What next for Iran’s government after president’s death in helicopter crash?

The death of Iran’s president is unlikely to lead to any immediate changes in the country’s ruling system or to its overarching policies, which are decided by Supreme Leader Ayatollah Ali Khamenei.

But Ebrahim Raisi, who died in a helicopter crash on Sunday, was seen as a prime candidate to succeed the 85-year-old supreme leader, and his death makes it more likely that the job could eventually go to Mr Khamenei’s son.

A hereditary succession would pose a potential crisis of legitimacy for the Islamic Republic, which was established as an alternative to monarchy but which many Iranians already see as a corrupt and dictatorial regime.

Here’s a look at what comes next…

How does Iran’s government work?

Iran holds regular elections for president and parliament with universal suffrage.

But the supreme leader has final say on all major policies, serves as commander-in-chief of the armed forces and controls the powerful Revolutionary Guard.

The supreme leader also appoints half of the 12-member Guardian Council, a clerical body that vets candidates for president, parliament and the Assembly of Experts, an elected body of jurists in charge of choosing the supreme leader.

In theory, the clerics oversee the republic to ensure it complies with Islamic law. In practice, the supreme leader carefully manages the ruling system to balance competing interests, advance his own priorities and ensure that no one challenges the Islamic Republic or his role atop it.

Mr Raisi, a hardliner who was seen as a protege of Mr Khamenei, was elected president in 2021 after the Guardian Council blocked any other well-known candidate from running against him, and turnout was the lowest in the history of the Islamic Republic. He succeeded Hassan Rouhani, a relative moderate who had served as president for the past eight years and defeated Mr Raisi in 2017.

After Mr Raisi’s death, in accordance with Iran’s constitution, vice president Mohammad Mokhber, a relative unknown, became caretaker president, with elections mandated within 50 days. That vote will likely be carefully managed to produce a president who maintains the status quo.

That means Iran will continue to impose some degree of Islamic rule and crack down on dissent. It will enrich uranium, support armed groups across the Middle East and view the West with deep suspicion.

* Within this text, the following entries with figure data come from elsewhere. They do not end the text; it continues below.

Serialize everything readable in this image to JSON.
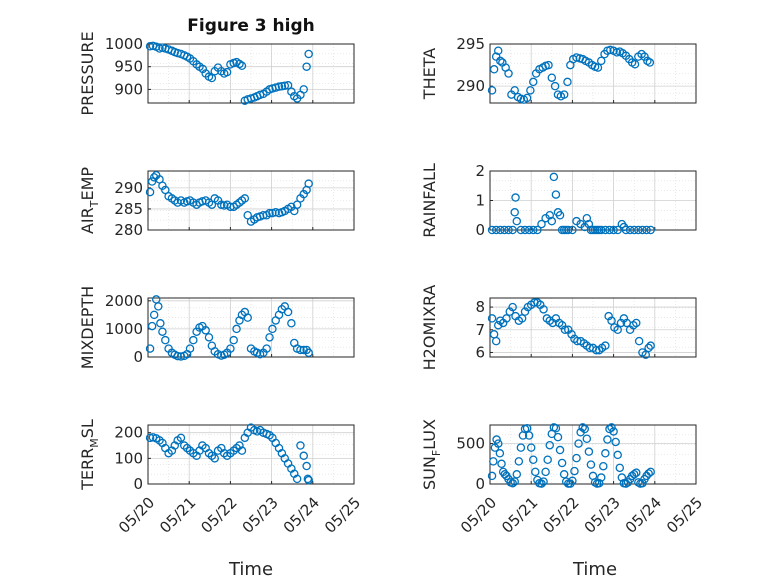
{
  "figure": {
    "title": "Figure 3 high",
    "xlabel": "Time",
    "marker_color": "#0072BD",
    "axis_color": "#262626",
    "grid_color": "#dcdcdc"
  },
  "chart_data": [
    {
      "type": "scatter",
      "ylabel": "PRESSURE",
      "ylabel_sub": "",
      "xlim": [
        0,
        5
      ],
      "ylim": [
        870,
        1000
      ],
      "yticks": [
        900,
        950,
        1000
      ],
      "xtick_labels": [],
      "x": [
        0.05,
        0.12,
        0.2,
        0.28,
        0.35,
        0.42,
        0.5,
        0.58,
        0.65,
        0.72,
        0.8,
        0.88,
        0.95,
        1.02,
        1.1,
        1.18,
        1.25,
        1.33,
        1.4,
        1.48,
        1.55,
        1.62,
        1.7,
        1.78,
        1.85,
        1.92,
        2.0,
        2.08,
        2.15,
        2.22,
        2.28,
        2.35,
        2.42,
        2.5,
        2.58,
        2.65,
        2.72,
        2.8,
        2.88,
        2.95,
        3.02,
        3.1,
        3.18,
        3.25,
        3.32,
        3.4,
        3.48,
        3.55,
        3.62,
        3.7,
        3.78,
        3.85,
        3.9
      ],
      "y": [
        995,
        996,
        994,
        990,
        992,
        990,
        988,
        985,
        982,
        980,
        978,
        975,
        972,
        968,
        962,
        955,
        950,
        945,
        935,
        928,
        925,
        940,
        948,
        940,
        935,
        938,
        955,
        958,
        960,
        956,
        952,
        875,
        878,
        880,
        882,
        885,
        888,
        890,
        895,
        900,
        902,
        904,
        906,
        907,
        908,
        909,
        895,
        885,
        880,
        888,
        900,
        950,
        978
      ]
    },
    {
      "type": "scatter",
      "ylabel": "THETA",
      "ylabel_sub": "",
      "xlim": [
        0,
        5
      ],
      "ylim": [
        288,
        295
      ],
      "yticks": [
        290,
        295
      ],
      "xtick_labels": [],
      "x": [
        0.05,
        0.1,
        0.15,
        0.2,
        0.25,
        0.3,
        0.38,
        0.45,
        0.52,
        0.6,
        0.68,
        0.75,
        0.82,
        0.9,
        0.98,
        1.05,
        1.12,
        1.2,
        1.28,
        1.35,
        1.42,
        1.5,
        1.58,
        1.65,
        1.72,
        1.8,
        1.88,
        1.95,
        2.02,
        2.1,
        2.18,
        2.25,
        2.32,
        2.4,
        2.48,
        2.55,
        2.62,
        2.7,
        2.78,
        2.85,
        2.92,
        3.0,
        3.08,
        3.15,
        3.22,
        3.3,
        3.38,
        3.45,
        3.52,
        3.6,
        3.68,
        3.75,
        3.82,
        3.88
      ],
      "y": [
        289.5,
        292,
        293.5,
        294.2,
        293,
        292.8,
        292.2,
        291.5,
        289,
        289.5,
        288.7,
        288.5,
        288.4,
        288.6,
        289.5,
        290.5,
        291.5,
        292,
        292.2,
        292.4,
        292.5,
        291,
        290,
        289,
        288.8,
        289,
        290.5,
        292.5,
        293.2,
        293.4,
        293.3,
        293.2,
        293,
        292.8,
        292.5,
        292.3,
        292.2,
        293,
        293.8,
        294.2,
        294.3,
        294.2,
        294,
        294.1,
        293.9,
        293.6,
        293.2,
        292.8,
        292.6,
        293.5,
        293.8,
        293.5,
        293,
        292.8
      ]
    },
    {
      "type": "scatter",
      "ylabel": "AIR",
      "ylabel_sub": "T",
      "ylabel_suffix": "EMP",
      "xlim": [
        0,
        5
      ],
      "ylim": [
        280,
        294
      ],
      "yticks": [
        280,
        285,
        290
      ],
      "xtick_labels": [],
      "x": [
        0.05,
        0.1,
        0.15,
        0.2,
        0.28,
        0.35,
        0.42,
        0.5,
        0.58,
        0.65,
        0.72,
        0.8,
        0.88,
        0.95,
        1.02,
        1.1,
        1.18,
        1.25,
        1.32,
        1.4,
        1.48,
        1.55,
        1.62,
        1.7,
        1.78,
        1.85,
        1.92,
        2.0,
        2.08,
        2.15,
        2.22,
        2.28,
        2.35,
        2.42,
        2.5,
        2.58,
        2.65,
        2.72,
        2.8,
        2.88,
        2.95,
        3.02,
        3.1,
        3.18,
        3.25,
        3.32,
        3.4,
        3.48,
        3.55,
        3.62,
        3.7,
        3.78,
        3.85,
        3.9
      ],
      "y": [
        289,
        291.5,
        292.5,
        293,
        292,
        290.5,
        289.5,
        288,
        287.5,
        287,
        286.5,
        287,
        286.5,
        286.8,
        287,
        286.5,
        286,
        286.5,
        286.8,
        287,
        286.5,
        286,
        287.5,
        287,
        286,
        285.8,
        286,
        285.5,
        285.5,
        286,
        286.5,
        287,
        287.5,
        283.5,
        282,
        282.5,
        283,
        283.2,
        283.5,
        283.5,
        284,
        284,
        284.2,
        284,
        284.2,
        284.5,
        285,
        285.5,
        284.5,
        286,
        287.5,
        288.5,
        289.5,
        291
      ]
    },
    {
      "type": "scatter",
      "ylabel": "RAINFALL",
      "ylabel_sub": "",
      "xlim": [
        0,
        5
      ],
      "ylim": [
        0,
        2
      ],
      "yticks": [
        0,
        1,
        2
      ],
      "xtick_labels": [],
      "x": [
        0.05,
        0.15,
        0.25,
        0.35,
        0.45,
        0.55,
        0.6,
        0.62,
        0.65,
        0.75,
        0.85,
        0.95,
        1.05,
        1.15,
        1.25,
        1.35,
        1.45,
        1.5,
        1.55,
        1.6,
        1.65,
        1.7,
        1.75,
        1.8,
        1.85,
        1.9,
        2.0,
        2.1,
        2.2,
        2.3,
        2.35,
        2.4,
        2.45,
        2.5,
        2.55,
        2.6,
        2.65,
        2.7,
        2.8,
        2.9,
        3.0,
        3.1,
        3.2,
        3.25,
        3.3,
        3.4,
        3.5,
        3.6,
        3.7,
        3.8,
        3.9
      ],
      "y": [
        0,
        0,
        0,
        0,
        0,
        0,
        0.6,
        1.1,
        0.3,
        0,
        0,
        0,
        0,
        0,
        0.2,
        0.4,
        0.5,
        0.3,
        1.8,
        1.2,
        0.6,
        0.5,
        0,
        0,
        0,
        0,
        0,
        0.3,
        0.2,
        0.1,
        0.4,
        0.2,
        0,
        0,
        0,
        0,
        0,
        0,
        0,
        0,
        0,
        0,
        0.2,
        0.1,
        0,
        0,
        0,
        0,
        0,
        0,
        0
      ]
    },
    {
      "type": "scatter",
      "ylabel": "MIXDEPTH",
      "ylabel_sub": "",
      "xlim": [
        0,
        5
      ],
      "ylim": [
        0,
        2100
      ],
      "yticks": [
        0,
        1000,
        2000
      ],
      "xtick_labels": [],
      "x": [
        0.05,
        0.1,
        0.15,
        0.2,
        0.25,
        0.3,
        0.35,
        0.42,
        0.5,
        0.58,
        0.65,
        0.72,
        0.8,
        0.88,
        0.95,
        1.02,
        1.1,
        1.18,
        1.25,
        1.32,
        1.4,
        1.48,
        1.55,
        1.62,
        1.7,
        1.78,
        1.85,
        1.92,
        2.0,
        2.08,
        2.15,
        2.22,
        2.28,
        2.35,
        2.42,
        2.5,
        2.58,
        2.65,
        2.72,
        2.8,
        2.88,
        2.95,
        3.02,
        3.1,
        3.18,
        3.25,
        3.32,
        3.4,
        3.48,
        3.55,
        3.62,
        3.7,
        3.78,
        3.85,
        3.9
      ],
      "y": [
        300,
        1100,
        1500,
        2050,
        1800,
        1200,
        900,
        600,
        300,
        150,
        80,
        30,
        20,
        40,
        100,
        300,
        600,
        900,
        1050,
        1100,
        950,
        700,
        400,
        200,
        100,
        50,
        80,
        150,
        300,
        600,
        1000,
        1300,
        1500,
        1600,
        1400,
        300,
        200,
        150,
        100,
        150,
        300,
        700,
        1000,
        1300,
        1500,
        1700,
        1800,
        1600,
        1200,
        500,
        300,
        250,
        250,
        250,
        150
      ]
    },
    {
      "type": "scatter",
      "ylabel": "H2OMIXRA",
      "ylabel_sub": "",
      "xlim": [
        0,
        5
      ],
      "ylim": [
        5.8,
        8.4
      ],
      "yticks": [
        6,
        7,
        8
      ],
      "xtick_labels": [],
      "x": [
        0.05,
        0.1,
        0.15,
        0.2,
        0.25,
        0.32,
        0.4,
        0.48,
        0.55,
        0.62,
        0.7,
        0.78,
        0.85,
        0.92,
        1.0,
        1.08,
        1.15,
        1.22,
        1.3,
        1.38,
        1.45,
        1.52,
        1.6,
        1.68,
        1.75,
        1.82,
        1.9,
        1.98,
        2.05,
        2.12,
        2.2,
        2.28,
        2.35,
        2.42,
        2.5,
        2.58,
        2.65,
        2.72,
        2.8,
        2.88,
        2.95,
        3.02,
        3.1,
        3.18,
        3.25,
        3.32,
        3.4,
        3.48,
        3.55,
        3.62,
        3.7,
        3.78,
        3.85,
        3.9
      ],
      "y": [
        7.5,
        6.8,
        6.5,
        7.2,
        7.4,
        7.3,
        7.5,
        7.8,
        8.0,
        7.6,
        7.4,
        7.5,
        7.8,
        8.0,
        8.1,
        8.2,
        8.2,
        8.1,
        7.9,
        7.5,
        7.4,
        7.3,
        7.5,
        7.3,
        7.2,
        7.0,
        7.0,
        6.8,
        6.6,
        6.5,
        6.5,
        6.4,
        6.3,
        6.2,
        6.2,
        6.1,
        6.1,
        6.2,
        6.3,
        7.6,
        7.4,
        7.1,
        7.0,
        7.3,
        7.5,
        7.3,
        7.0,
        7.2,
        7.3,
        6.5,
        6.0,
        5.9,
        6.2,
        6.3
      ]
    },
    {
      "type": "scatter",
      "ylabel": "TERR",
      "ylabel_sub": "M",
      "ylabel_suffix": "SL",
      "xlim": [
        0,
        5
      ],
      "ylim": [
        0,
        230
      ],
      "yticks": [
        0,
        100,
        200
      ],
      "xtick_labels": [
        "05/20",
        "05/21",
        "05/22",
        "05/23",
        "05/24",
        "05/25"
      ],
      "x": [
        0.05,
        0.12,
        0.2,
        0.28,
        0.35,
        0.42,
        0.5,
        0.58,
        0.65,
        0.72,
        0.8,
        0.88,
        0.95,
        1.02,
        1.1,
        1.18,
        1.25,
        1.32,
        1.4,
        1.48,
        1.55,
        1.62,
        1.7,
        1.78,
        1.85,
        1.92,
        2.0,
        2.08,
        2.15,
        2.22,
        2.28,
        2.35,
        2.42,
        2.5,
        2.58,
        2.65,
        2.72,
        2.8,
        2.88,
        2.95,
        3.02,
        3.1,
        3.18,
        3.25,
        3.32,
        3.4,
        3.48,
        3.55,
        3.62,
        3.7,
        3.78,
        3.85,
        3.88,
        3.9
      ],
      "y": [
        180,
        182,
        178,
        170,
        160,
        140,
        120,
        130,
        150,
        170,
        180,
        150,
        140,
        130,
        120,
        110,
        130,
        150,
        140,
        120,
        110,
        100,
        130,
        140,
        120,
        110,
        120,
        130,
        140,
        150,
        130,
        180,
        200,
        220,
        210,
        205,
        210,
        200,
        195,
        190,
        180,
        160,
        140,
        120,
        100,
        80,
        60,
        40,
        20,
        150,
        110,
        70,
        20,
        15
      ]
    },
    {
      "type": "scatter",
      "ylabel": "SUN",
      "ylabel_sub": "F",
      "ylabel_suffix": "LUX",
      "xlim": [
        0,
        5
      ],
      "ylim": [
        0,
        730
      ],
      "yticks": [
        0,
        500
      ],
      "xtick_labels": [
        "05/20",
        "05/21",
        "05/22",
        "05/23",
        "05/24",
        "05/25"
      ],
      "x": [
        0.05,
        0.08,
        0.12,
        0.16,
        0.2,
        0.24,
        0.28,
        0.32,
        0.36,
        0.4,
        0.45,
        0.5,
        0.55,
        0.6,
        0.65,
        0.7,
        0.75,
        0.8,
        0.85,
        0.9,
        0.95,
        1.0,
        1.05,
        1.1,
        1.15,
        1.2,
        1.25,
        1.3,
        1.35,
        1.4,
        1.45,
        1.5,
        1.55,
        1.6,
        1.65,
        1.7,
        1.75,
        1.8,
        1.85,
        1.9,
        1.95,
        2.0,
        2.05,
        2.1,
        2.15,
        2.2,
        2.25,
        2.3,
        2.35,
        2.4,
        2.45,
        2.5,
        2.55,
        2.6,
        2.65,
        2.7,
        2.75,
        2.8,
        2.85,
        2.9,
        2.95,
        3.0,
        3.05,
        3.1,
        3.15,
        3.2,
        3.25,
        3.3,
        3.35,
        3.4,
        3.45,
        3.5,
        3.55,
        3.6,
        3.65,
        3.7,
        3.75,
        3.8,
        3.85,
        3.9
      ],
      "y": [
        100,
        280,
        450,
        550,
        500,
        380,
        250,
        150,
        120,
        100,
        60,
        20,
        10,
        30,
        120,
        280,
        450,
        600,
        680,
        690,
        600,
        450,
        300,
        150,
        50,
        10,
        5,
        30,
        150,
        300,
        480,
        620,
        700,
        690,
        580,
        420,
        260,
        120,
        30,
        5,
        5,
        40,
        160,
        320,
        500,
        640,
        700,
        680,
        560,
        400,
        240,
        100,
        20,
        5,
        10,
        80,
        220,
        380,
        550,
        680,
        700,
        650,
        520,
        360,
        200,
        80,
        10,
        5,
        20,
        60,
        100,
        120,
        140,
        20,
        5,
        10,
        60,
        100,
        130,
        150
      ]
    }
  ]
}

What does this mean for succession?

Presidents come and go, some more moderate than others, but each operates under the structure of the ruling system.

If any major change occurs in Iran, it is likely to come after the passing of Mr Khamenei, when a new supreme leader will be chosen for only the second time since the 1979 Islamic Revolution. Mr Khamenei succeeded the founder of the Islamic Republic, Ayatollah Ruhollah Khomeini, in 1989.

The next supreme leader will be chosen by the 88-seat Assembly of Experts, who are elected every eight years from candidates vetted by the Guardian Council. In the most recent election, in March, Mr Rouhani was barred from running, while Mr Raisi won a seat.

Any discussion of the succession, or machinations related to it, occur far from the public eye, making it hard to know who may be in the running. But the two people seen by analysts as most likely to succeed Mr Khamenei were Mr Raisi and the supreme leader’s own son, Mojtaba (55), a Shiite cleric who has never held government office.

What happens if the supreme leader’s son succeeds him?

Leaders of the Islamic Republic going back to the 1979 revolution have portrayed their system as superior, not only to the democracies of a decadent West, but to the military dictatorships and monarchies that prevail across the Middle East.

The transfer of power from the supreme leader to his son could spark anger, not only among Iranians who are already critical of clerical rule, but supporters of the system who might see it as un-Islamic.

Western sanctions linked to the nuclear programme have devastated Iran’s economy. And the enforcement of Islamic rule, which grew more severe under Mr Raisi, has further alienated women and young people.

The Islamic Republic has faced several waves of popular protests in recent years, most recently after the 2022 death of Mahsa Amini, who had been arrested for allegedly not covering her hair in public.

More than 500 people were killed and over 22,000 were detained in a violent crackdown.

Mr Raisi’s death may make the transition to a new supreme leader trickier, and it could spark more unrest.